Interactions of cellular proteins involved in the transcriptional regulation of the human immunodeficiency virus.

The human immunodeficiency virus (HIV) is a human retrovirus which is the etiologic agent of the acquired immunodeficiency syndrome. To study the cellular factors involved in the transcriptional regulation of this virus, we performed DNase I footprinting of the viral LTR using partially purified HeLa cell extracts. Five regions of the viral LTR appear critical for DNA binding of cellular proteins. These include the negative regulatory, enhancer, SP1, TATA and untranslated regions. Deletion mutagenesis of these binding domains has significant effects on the basal level of transcription and the ability to be induced by the viral tat protein. Mutations of either the negative regulatory or untranslated regions affect factor binding to the enhancer region. In addition, oligonucleotides complementary to several of the binding domains specifically compete for factor binding. These results suggest that interactions between several distinct cellular proteins are required for HIV transcriptional regulation.

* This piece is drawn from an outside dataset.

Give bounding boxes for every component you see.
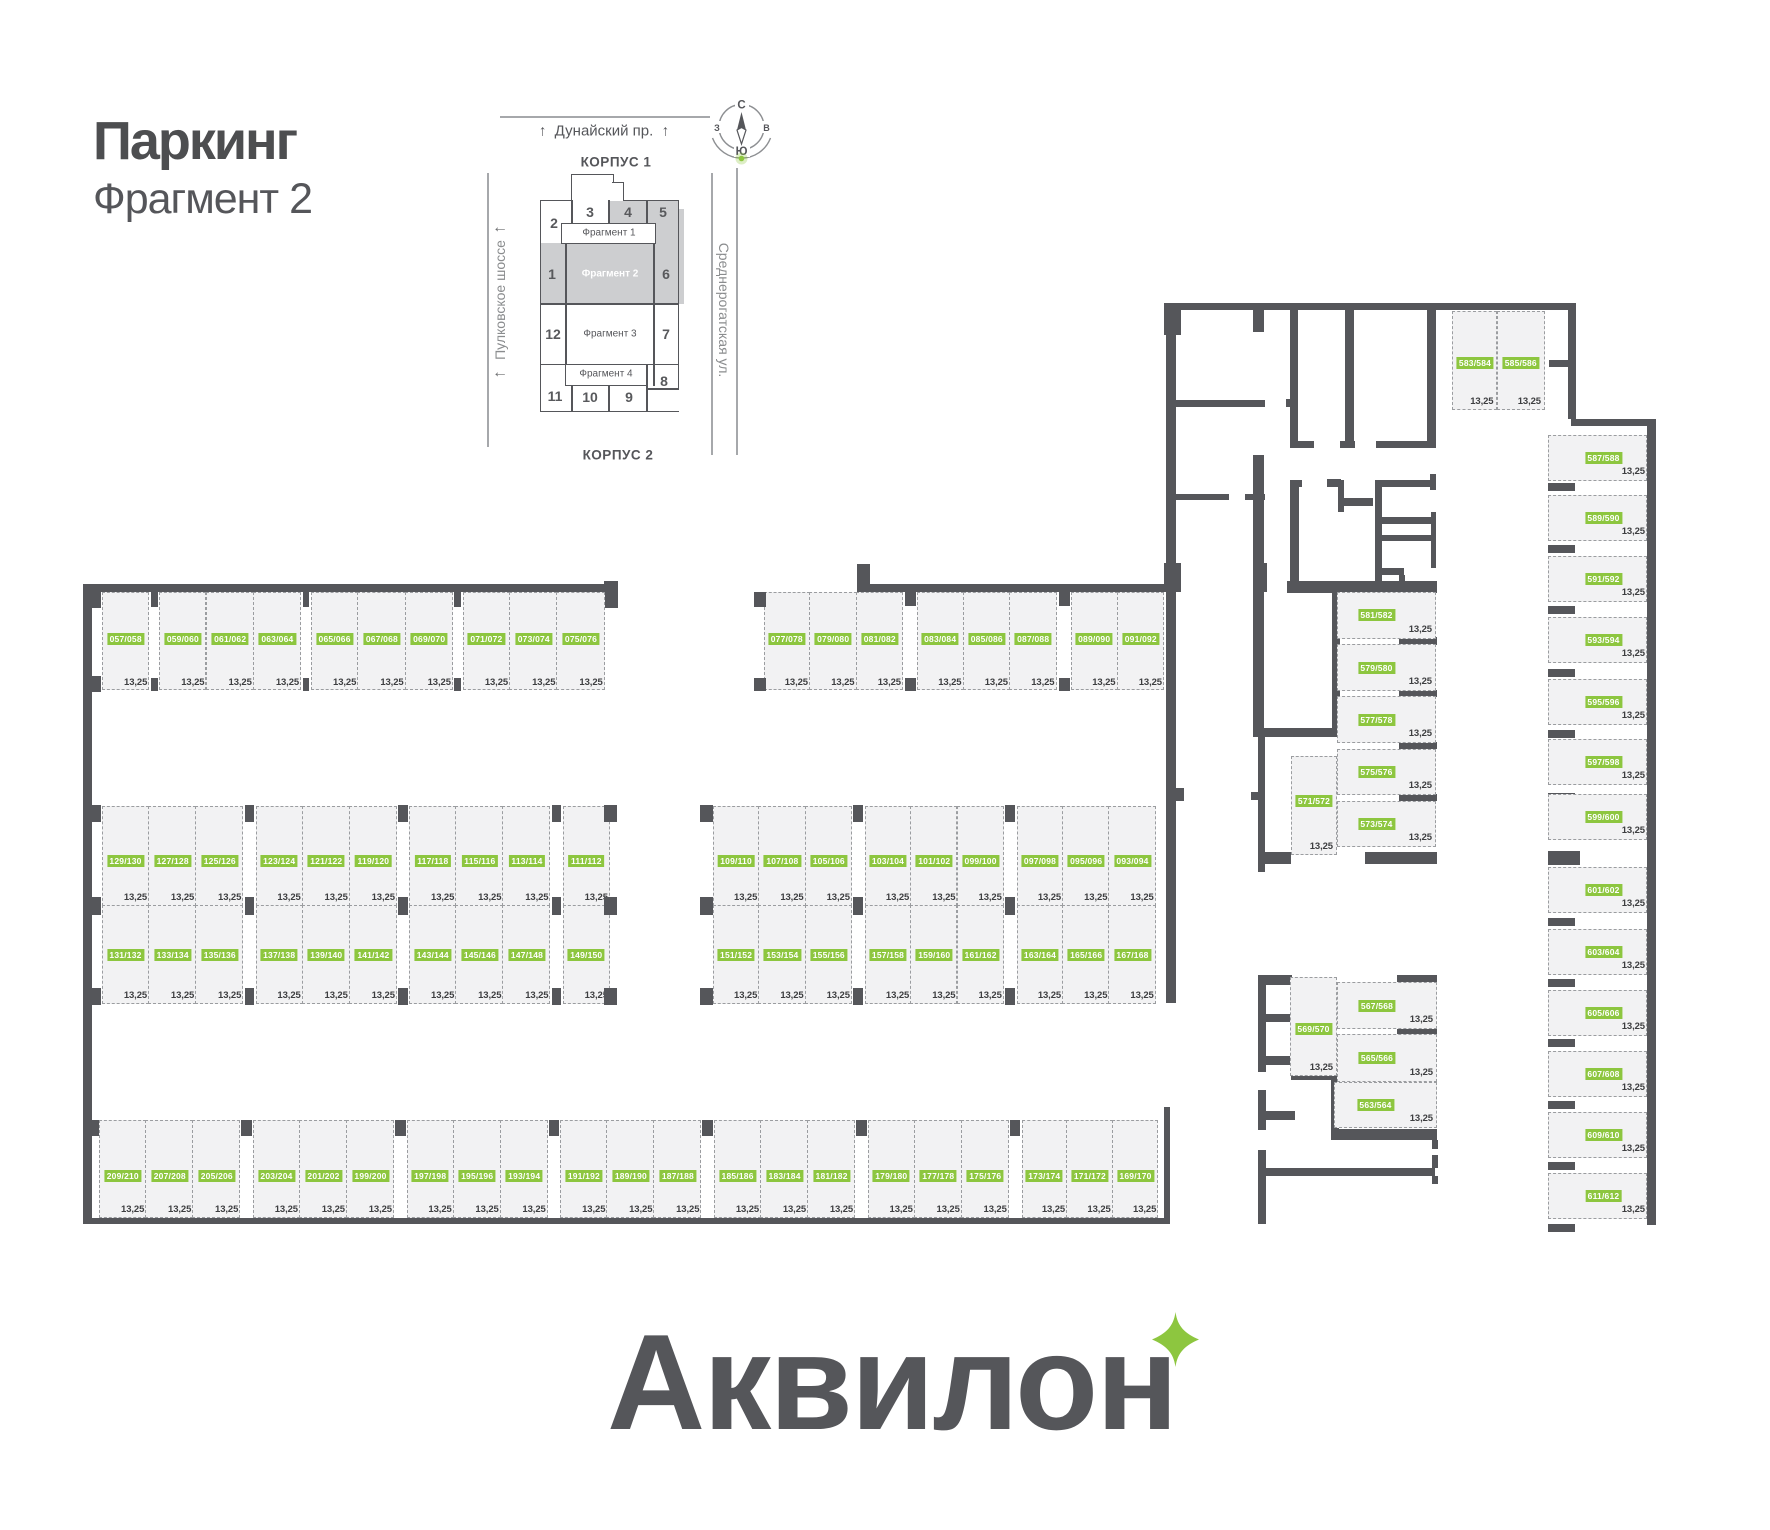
svg-text:В: В xyxy=(763,123,770,133)
svg-text:З: З xyxy=(714,123,720,133)
svg-text:С: С xyxy=(737,100,745,112)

Repeated B motifs in the human immunodeficiency virus type I long terminal repeat enhancer region do not exhibit cooperative factor binding.

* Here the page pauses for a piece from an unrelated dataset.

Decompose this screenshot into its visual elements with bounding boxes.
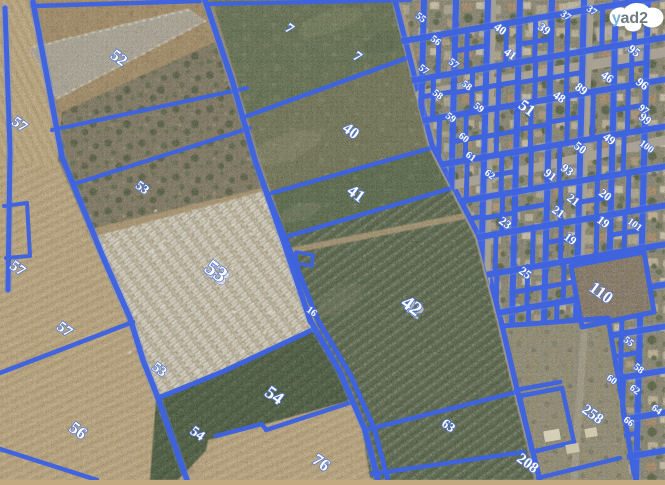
svg-text:ad2: ad2 <box>621 10 649 27</box>
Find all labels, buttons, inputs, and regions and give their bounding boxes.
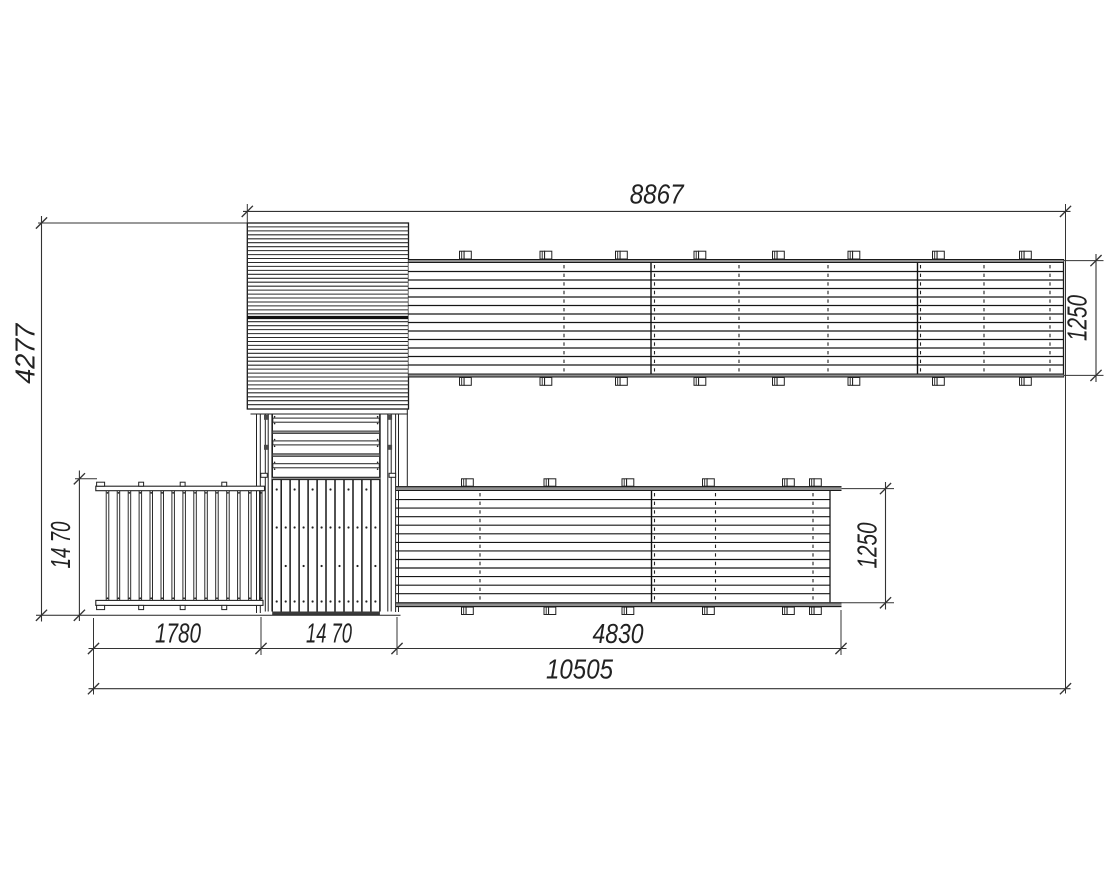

The enhancer element of the human immunodeficiency virus type I (HIV-I) long terminal repeat (LTR) contains two copies of nearly identical sequences AGGGACTTTCC (3G sequence) and GGGGACTTTCC (4G sequence) that are important in transcriptional regulation. A single copy of the 4G sequence is found in the NF-kappa B site of the immunoglobulin kappa-chain enhancer. Only the 4G motif in the HIV enhancer is bound by cellular proteins in extracts prepared from unstimulated HeLa cells, whereas the 3G and 4G motifs are bound by factors in extracts prepared from HeLa cells treated with phorbol esters [phorbol 12-myristate 13-acetate (PMA)] and lymphoid cells. To determine if this change in binding to the HIV enhancer was due to phosphorylation of a cellular protein, partially purified PMA-treated HeLa nuclear extracts were digested with calf intestinal phosphatase. Phosphatase digestion of nuclear extracts from PMA-treated HeLa cells markedly decreased factor binding to the HIV enhancer. Accordingly, phosphorylation of the DNA binding protein itself, or an inhibitor protein present in the partially purified extract, must mediate binding to the recognition sequence. Binding studies confirmed that each of the enhancer sequences was capable of binding factors independent of the activity of the other site and that the HIV enhancer was occupied by only one factor at any one time. Chloramphenicol acetyltransferase assays using mutants in either one or both HIV enhancer repeats revealed that each site was capable of functioning as a tat-inducible enhancer element in PMA-treated HeLa cells. These results suggest that the 3G and 4G motifs in the HIV enhancer function independently and that duplication in the HIV enhancer augments activity by a mechanism distinct from cooperative binding of NF-kappa B.